30 And Philip ran thither to him, and heard him read the prophet Esaias, and said, Understandest thou what thou readest?
31 And he said, How can I, except some man should guide me? And he desired Philip that he would come up and sit with him.
32 The place of the scripture which he read was this, He was led as a sheep to the slaughter; and like a lamb dumb before his shearer, so opened he not his mouth:
33 In his humiliation his judgment was taken away: and who shall declare his generation? for his life is taken from the earth.
34 And the eunuch answered Philip, and said, I pray thee, of whom speaketh the prophet this? of himself, or of some other man?
35 Then Philip opened his mouth, and began at the same scripture, and preached unto him Jesus.
36 And as they went on their way, they came unto a certain water: and the eunuch said, See, here is water; what doth hinder me to be baptized?

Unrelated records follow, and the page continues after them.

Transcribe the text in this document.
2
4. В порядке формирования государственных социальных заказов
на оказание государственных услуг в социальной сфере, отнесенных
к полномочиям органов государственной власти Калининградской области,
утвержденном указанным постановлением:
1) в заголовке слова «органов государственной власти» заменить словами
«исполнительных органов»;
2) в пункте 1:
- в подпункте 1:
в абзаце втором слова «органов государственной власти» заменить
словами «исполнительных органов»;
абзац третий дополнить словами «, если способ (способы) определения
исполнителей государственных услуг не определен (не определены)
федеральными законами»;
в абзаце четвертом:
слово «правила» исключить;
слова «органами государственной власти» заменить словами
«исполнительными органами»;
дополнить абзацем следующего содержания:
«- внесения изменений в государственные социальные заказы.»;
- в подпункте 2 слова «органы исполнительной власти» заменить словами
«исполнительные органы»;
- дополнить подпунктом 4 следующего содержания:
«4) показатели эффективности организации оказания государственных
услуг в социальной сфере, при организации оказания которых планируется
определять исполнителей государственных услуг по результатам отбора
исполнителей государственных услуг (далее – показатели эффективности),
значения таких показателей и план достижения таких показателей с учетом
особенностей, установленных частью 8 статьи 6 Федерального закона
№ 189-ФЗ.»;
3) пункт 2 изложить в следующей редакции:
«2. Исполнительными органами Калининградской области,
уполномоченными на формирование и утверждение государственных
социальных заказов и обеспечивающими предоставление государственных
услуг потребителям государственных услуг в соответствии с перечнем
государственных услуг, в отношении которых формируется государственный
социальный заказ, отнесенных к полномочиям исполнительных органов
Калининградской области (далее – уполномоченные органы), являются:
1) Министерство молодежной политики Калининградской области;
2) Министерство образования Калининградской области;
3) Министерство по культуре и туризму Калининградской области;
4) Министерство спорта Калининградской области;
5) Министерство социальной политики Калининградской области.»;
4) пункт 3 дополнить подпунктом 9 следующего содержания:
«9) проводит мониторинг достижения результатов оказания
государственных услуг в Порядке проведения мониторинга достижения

37 And Philip said, If thou believest with all thine heart, thou mayest. And he answered and said, I believe that Jesus Christ is the Son of God.
38 And he commanded the chariot to stand still: and they went down both into the water, both Philip and the eunuch; and he baptized him.
39 And when they were come up out of the water, the Spirit of the Lord caught away Philip, that the eunuch saw him no more: and he went on his way rejoicing.
40 But Philip was found at Azotus: and passing through he preached in all the cities, till he came to Caesarea.